OMS alerta para “semanas mais mortais” na Europa com nova onda de calor
Temperaturas podem atingir 43°C em Portugal e na Espanha nos próximos dias; fenômeno extremo em junho deixou mais de 3.700 mortos

A Organização Mundial da Saúde (OMS) emitiu um aviso alarmante nesta terça-feira (07) para o continente europeu.
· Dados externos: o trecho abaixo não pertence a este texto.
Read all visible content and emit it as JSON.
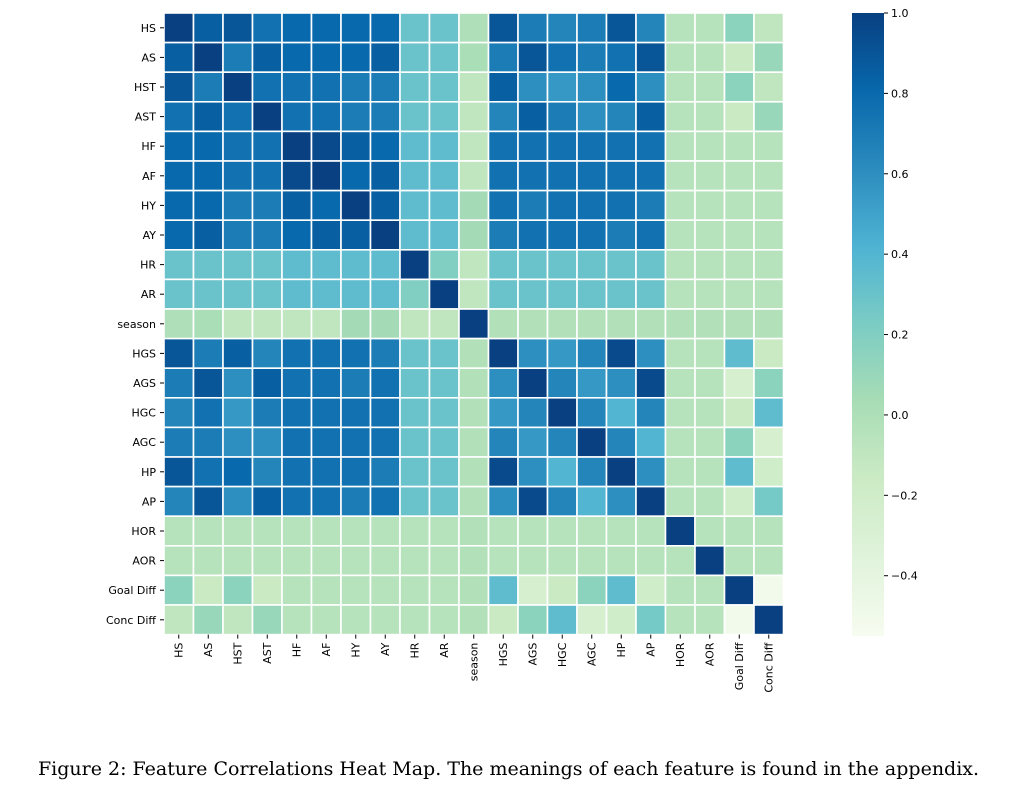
{
  "chart_data": {
    "type": "heatmap",
    "labels": [
      "HS",
      "AS",
      "HST",
      "AST",
      "HF",
      "AF",
      "HY",
      "AY",
      "HR",
      "AR",
      "season",
      "HGS",
      "AGS",
      "HGC",
      "AGC",
      "HP",
      "AP",
      "HOR",
      "AOR",
      "Goal Diff",
      "Conc Diff"
    ],
    "values": [
      [
        1.0,
        0.85,
        0.9,
        0.75,
        0.8,
        0.8,
        0.8,
        0.8,
        0.3,
        0.3,
        0.0,
        0.9,
        0.7,
        0.65,
        0.7,
        0.9,
        0.65,
        -0.05,
        -0.05,
        0.15,
        -0.1
      ],
      [
        0.85,
        1.0,
        0.7,
        0.85,
        0.8,
        0.8,
        0.8,
        0.85,
        0.3,
        0.3,
        0.02,
        0.7,
        0.9,
        0.75,
        0.7,
        0.75,
        0.9,
        -0.05,
        -0.05,
        -0.15,
        0.1
      ],
      [
        0.9,
        0.7,
        1.0,
        0.75,
        0.75,
        0.75,
        0.7,
        0.7,
        0.3,
        0.3,
        -0.1,
        0.85,
        0.6,
        0.55,
        0.6,
        0.8,
        0.6,
        -0.05,
        -0.05,
        0.15,
        -0.1
      ],
      [
        0.75,
        0.85,
        0.75,
        1.0,
        0.75,
        0.75,
        0.7,
        0.7,
        0.3,
        0.3,
        -0.1,
        0.65,
        0.85,
        0.7,
        0.6,
        0.65,
        0.85,
        -0.05,
        -0.05,
        -0.15,
        0.1
      ],
      [
        0.8,
        0.8,
        0.75,
        0.75,
        1.0,
        0.95,
        0.85,
        0.8,
        0.35,
        0.35,
        -0.1,
        0.75,
        0.75,
        0.75,
        0.75,
        0.75,
        0.75,
        -0.05,
        -0.05,
        -0.05,
        -0.05
      ],
      [
        0.8,
        0.8,
        0.75,
        0.75,
        0.95,
        1.0,
        0.8,
        0.85,
        0.35,
        0.35,
        -0.1,
        0.75,
        0.75,
        0.75,
        0.75,
        0.75,
        0.75,
        -0.05,
        -0.05,
        -0.05,
        -0.05
      ],
      [
        0.8,
        0.8,
        0.7,
        0.7,
        0.85,
        0.8,
        1.0,
        0.85,
        0.35,
        0.35,
        0.05,
        0.75,
        0.7,
        0.75,
        0.75,
        0.75,
        0.7,
        -0.05,
        -0.05,
        -0.05,
        -0.05
      ],
      [
        0.8,
        0.85,
        0.7,
        0.7,
        0.8,
        0.85,
        0.85,
        1.0,
        0.35,
        0.35,
        0.05,
        0.7,
        0.75,
        0.75,
        0.75,
        0.7,
        0.75,
        -0.05,
        -0.05,
        -0.05,
        -0.05
      ],
      [
        0.3,
        0.3,
        0.3,
        0.3,
        0.35,
        0.35,
        0.35,
        0.35,
        1.0,
        0.2,
        -0.1,
        0.3,
        0.3,
        0.3,
        0.3,
        0.3,
        0.3,
        -0.05,
        -0.05,
        -0.05,
        -0.05
      ],
      [
        0.3,
        0.3,
        0.3,
        0.3,
        0.35,
        0.35,
        0.35,
        0.35,
        0.2,
        1.0,
        -0.1,
        0.3,
        0.3,
        0.3,
        0.3,
        0.3,
        0.3,
        -0.05,
        -0.05,
        -0.05,
        -0.05
      ],
      [
        0.0,
        0.02,
        -0.1,
        -0.1,
        -0.1,
        -0.1,
        0.05,
        0.05,
        -0.1,
        -0.1,
        1.0,
        -0.02,
        -0.02,
        -0.02,
        -0.02,
        -0.02,
        -0.02,
        -0.02,
        -0.02,
        -0.02,
        -0.02
      ],
      [
        0.9,
        0.7,
        0.85,
        0.65,
        0.75,
        0.75,
        0.75,
        0.7,
        0.3,
        0.3,
        -0.02,
        1.0,
        0.6,
        0.55,
        0.65,
        0.95,
        0.6,
        -0.05,
        -0.05,
        0.35,
        -0.15
      ],
      [
        0.7,
        0.9,
        0.6,
        0.85,
        0.75,
        0.75,
        0.7,
        0.75,
        0.3,
        0.3,
        -0.02,
        0.6,
        1.0,
        0.65,
        0.55,
        0.6,
        0.95,
        -0.05,
        -0.05,
        -0.25,
        0.15
      ],
      [
        0.65,
        0.75,
        0.55,
        0.7,
        0.75,
        0.75,
        0.75,
        0.75,
        0.3,
        0.3,
        -0.02,
        0.55,
        0.65,
        1.0,
        0.65,
        0.4,
        0.65,
        -0.05,
        -0.05,
        -0.15,
        0.35
      ],
      [
        0.7,
        0.7,
        0.6,
        0.6,
        0.75,
        0.75,
        0.75,
        0.75,
        0.3,
        0.3,
        -0.02,
        0.65,
        0.55,
        0.65,
        1.0,
        0.65,
        0.4,
        -0.05,
        -0.05,
        0.15,
        -0.25
      ],
      [
        0.9,
        0.75,
        0.8,
        0.65,
        0.75,
        0.75,
        0.75,
        0.7,
        0.3,
        0.3,
        -0.02,
        0.95,
        0.6,
        0.4,
        0.65,
        1.0,
        0.6,
        -0.05,
        -0.05,
        0.35,
        -0.2
      ],
      [
        0.65,
        0.9,
        0.6,
        0.85,
        0.75,
        0.75,
        0.7,
        0.75,
        0.3,
        0.3,
        -0.02,
        0.6,
        0.95,
        0.65,
        0.4,
        0.6,
        1.0,
        -0.05,
        -0.05,
        -0.2,
        0.25
      ],
      [
        -0.05,
        -0.05,
        -0.05,
        -0.05,
        -0.05,
        -0.05,
        -0.05,
        -0.05,
        -0.05,
        -0.05,
        -0.02,
        -0.05,
        -0.05,
        -0.05,
        -0.05,
        -0.05,
        -0.05,
        1.0,
        -0.05,
        -0.05,
        -0.05
      ],
      [
        -0.05,
        -0.05,
        -0.05,
        -0.05,
        -0.05,
        -0.05,
        -0.05,
        -0.05,
        -0.05,
        -0.05,
        -0.02,
        -0.05,
        -0.05,
        -0.05,
        -0.05,
        -0.05,
        -0.05,
        -0.05,
        1.0,
        -0.05,
        -0.05
      ],
      [
        0.15,
        -0.15,
        0.15,
        -0.15,
        -0.05,
        -0.05,
        -0.05,
        -0.05,
        -0.05,
        -0.05,
        -0.02,
        0.35,
        -0.25,
        -0.15,
        0.15,
        0.35,
        -0.2,
        -0.05,
        -0.05,
        1.0,
        -0.5
      ],
      [
        -0.1,
        0.1,
        -0.1,
        0.1,
        -0.05,
        -0.05,
        -0.05,
        -0.05,
        -0.05,
        -0.05,
        -0.02,
        -0.15,
        0.15,
        0.35,
        -0.25,
        -0.2,
        0.25,
        -0.05,
        -0.05,
        -0.5,
        1.0
      ]
    ],
    "colorbar": {
      "ticks": [
        1.0,
        0.8,
        0.6,
        0.4,
        0.2,
        0.0,
        -0.2,
        -0.4
      ],
      "tick_labels": [
        "1.0",
        "0.8",
        "0.6",
        "0.4",
        "0.2",
        "0.0",
        "−0.2",
        "−0.4"
      ],
      "range": [
        -0.55,
        1.0
      ],
      "colormap": "GnBu",
      "colors": [
        "#f7fcf0",
        "#e0f3db",
        "#ccebc5",
        "#a8ddb5",
        "#7bccc4",
        "#4eb3d3",
        "#2b8cbe",
        "#0868ac",
        "#084081"
      ]
    },
    "title": "",
    "xlabel": "",
    "ylabel": ""
  },
  "caption": "Figure 2: Feature Correlations Heat Map. The meanings of each feature is found in the appendix."
}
Com a formação de uma nova e intensa onda de calor sobre o Oceano Atlântico, a organização alerta que a região poderá enfrentar “semanas mais mortais” a curto prazo.
A previsão meteorológica aponta que os termômetros devem registrar marcas extremas, com as temperaturas chegando a 43°C em Portugal e no sul da Espanha nos próximos dias. O cenário exige resposta imediata das autoridades, especialmente após os impactos devastadores do último pico de calor no continente.
Lições do passado e a falta de planejamento
A declaração ocorre um dia após uma teleconferência de emergência liderada por Hans Kluge, diretor regional da OMS para a Europa. Na segunda-feira (06), ele se reuniu com representantes de 41 países, da Comissão Europeia e de grupos da sociedade civil. O objetivo do encontro foi avaliar os danos da onda de calor anterior e traçar preparativos urgentes para a que se aproxima.
Em comunicado oficial, a OMS constatou que as nações que já possuíam planos de ação para a saúde focados em altas temperaturas conseguiram agir com mais rapidez e proteger melhor suas populações durante a crise de junho. No entanto, Kluge destacou uma fragilidade grave do continente: menos da metade dos Estados-membros europeus da OMS tinha um plano de contingência em vigor.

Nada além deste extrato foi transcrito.